One million steps to a cure

Since the age of four months, Estella has been running a hard race. Now, family and friends are asking you to run alongside her and support the race for a cure. On Sunday, Oct. 4, Steve will be running along with friends Matt and Rachel Van Maanen in the Alternating Hemiplegia of Childhood Foundation’s RACE TO END AHC: A MILLION STEPS TO A CURE virtual event. Steve, Matt, and Rachel will each take turns running along a 5K route for a total of 26.2 miles. Friends and family have already given so much for the cause, sponsoring each mile they will run with generous monetary donations and a whole lot of prayer. Steve and Lacey originally set their fundraising goal at $30,000. They have been blown away by the magnitude of family and friends who have already pledged $24,417.78 as of press time.
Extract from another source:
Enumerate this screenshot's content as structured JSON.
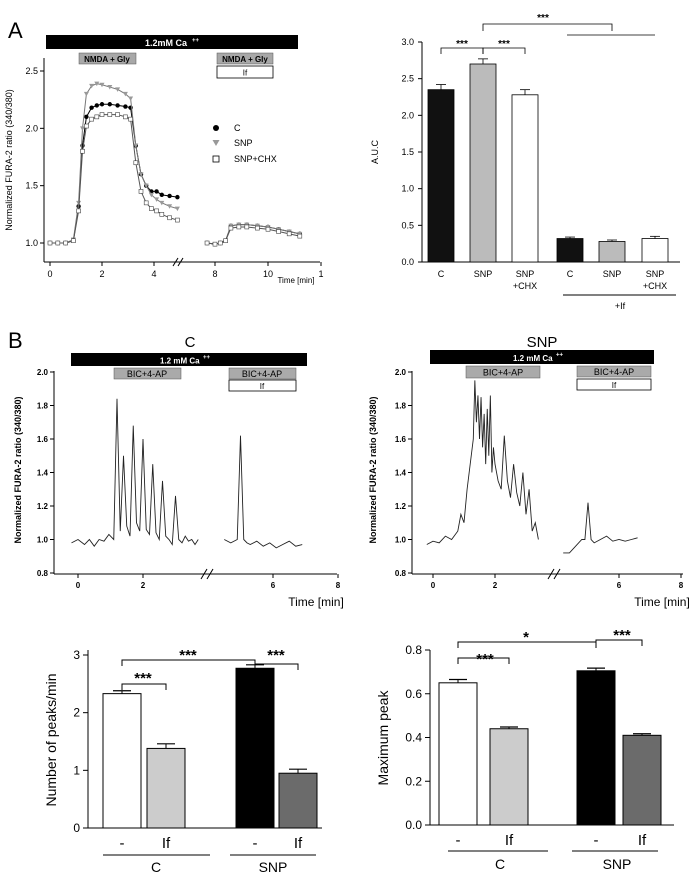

Now, they are hoping with your support they can blow that $30,000 goal out of the water and raise even more for the joint mission of ending AHC. Anyone who is interested in donating may give directly by clicking on the link https://ahckids.z2systems.com/estellah. Checks can be mailed to Stephen and Lacey Henderson at 285 240th Place, Pella, IA 50219. Donations may also be received through the website www.ahckids.z2systems.com, and a donation receipt will be sent to you.

All proceeds from the Race to End AHC will assist the Alternating Hemiplegia of Childhood Foundation in fulfilling its mission to end AHC. It’s a long race but one that is worth competing in. Steve, Lacey, and their family lace up their shoes every day to run alongside Estella and are grateful to everyone who joins them. “Thank you, this little girl means the world to us,” said Lacey.